Intended for healthcare professionals

Research Article

Coated mesalazine (5-aminosalicylic acid) versus sulphasalazine in the treatment of active ulcerative colitis: a randomised trial.

British Medical Journal 1989; 298 doi: (Published 14 January 1989) Cite this as: British Medical Journal 1989;298:82
  1. D. Rachmilewitz
  1. Department of Gastroenterology, Hadassah University Hospital, Jerusalem, Israel.

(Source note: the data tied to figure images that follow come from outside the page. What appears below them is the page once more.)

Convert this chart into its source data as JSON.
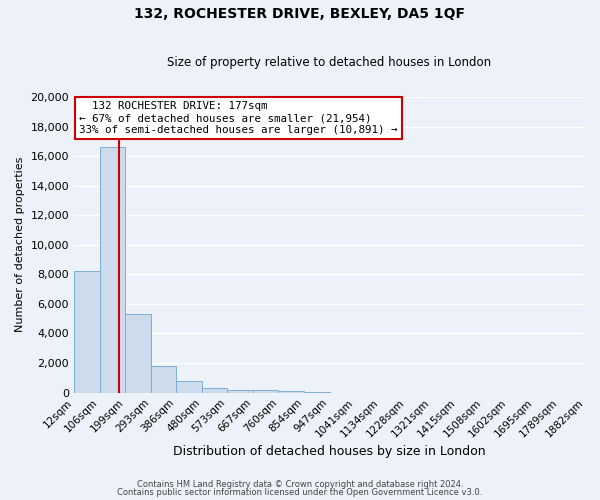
{
  "title": "132, ROCHESTER DRIVE, BEXLEY, DA5 1QF",
  "subtitle": "Size of property relative to detached houses in London",
  "xlabel": "Distribution of detached houses by size in London",
  "ylabel": "Number of detached properties",
  "bar_color": "#ccdcec",
  "bar_edge_color": "#7aafd4",
  "background_color": "#edf2f8",
  "grid_color": "#ffffff",
  "red_line_x": 177,
  "bin_edges": [
    12,
    106,
    199,
    293,
    386,
    480,
    573,
    667,
    760,
    854,
    947,
    1041,
    1134,
    1228,
    1321,
    1415,
    1508,
    1602,
    1695,
    1789,
    1882
  ],
  "bar_heights": [
    8200,
    16600,
    5300,
    1800,
    800,
    300,
    200,
    150,
    100,
    60,
    0,
    0,
    0,
    0,
    0,
    0,
    0,
    0,
    0,
    0
  ],
  "tick_labels": [
    "12sqm",
    "106sqm",
    "199sqm",
    "293sqm",
    "386sqm",
    "480sqm",
    "573sqm",
    "667sqm",
    "760sqm",
    "854sqm",
    "947sqm",
    "1041sqm",
    "1134sqm",
    "1228sqm",
    "1321sqm",
    "1415sqm",
    "1508sqm",
    "1602sqm",
    "1695sqm",
    "1789sqm",
    "1882sqm"
  ],
  "annotation_title": "132 ROCHESTER DRIVE: 177sqm",
  "annotation_line1": "← 67% of detached houses are smaller (21,954)",
  "annotation_line2": "33% of semi-detached houses are larger (10,891) →",
  "annotation_box_color": "#ffffff",
  "annotation_border_color": "#cc0000",
  "footer1": "Contains HM Land Registry data © Crown copyright and database right 2024.",
  "footer2": "Contains public sector information licensed under the Open Government Licence v3.0.",
  "ylim": [
    0,
    20000
  ],
  "yticks": [
    0,
    2000,
    4000,
    6000,
    8000,
    10000,
    12000,
    14000,
    16000,
    18000,
    20000
  ],
  "title_fontsize": 10,
  "subtitle_fontsize": 8.5
}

    OBJECTIVE--To assess the safety and efficacy of a preparation of mesalazine (5-aminosalicylic acid) coated with a pH dependent resin (Eudragit L) as compared with sulphasalazine in patients with active mild to moderate ulcerative colitis. DESIGN--Eight week randomised double blind parallel group study. SETTING--Forty six gastroenterology outpatient clinics in seven countries. PATIENTS--Two hundred and twenty patients aged 18-70 who met the following criteria: clinical activity index greater than or equal to 6 and endoscopic index greater than or equal to 4; no concomitant treatment for ulcerative colitis; no hypersensitivity to salicylates or sulphonamides. Of the 164 patients eligible for efficacy analysis, 87 received the coated preparation of mesalazine and 77 sulphasalazine. Most of the remaining patients (28 in each group) were ineligible for the efficacy analysis because of treatment with steroid enemas. All pretrial characteristics were comparable in the two treatment groups. INTERVENTIONS--Coated mesalazine (Mesasal) 1.5 g daily or sulphasalazine 3.0 g daily for eight weeks. Compliance monitored by pill counts. END POINT--Clinical and endoscopic remission. MEASUREMENTS AND MAIN RESULTS--Clinical activity measured by daily diary cards, assessment by investigators, and laboratory findings. Endoscopic evaluation at week 8. After four weeks 50 of 70 patients (71%) taking coated mesalazine and 38 of 58 (66%) taking sulphasalazine had achieved remission of their disease by eight weeks remission rates were 74% (37/50 patients) and 81% (35/43) in the two treatment groups respectively. Endoscopic remission at eight weeks was recorded in 20 of 41 patients (49%) taking coated mesalazine and 18 of 38 (47%) taking sulphasalazine. There was a higher incidence of adverse events among patients taking sulphasalazine (25/105; 24%) than among those taking coated mesalazine (16/115; 14%). CONCLUSION--Mesalazine coated with Eudragit L is a safe, logical alternative to sulphasalazine.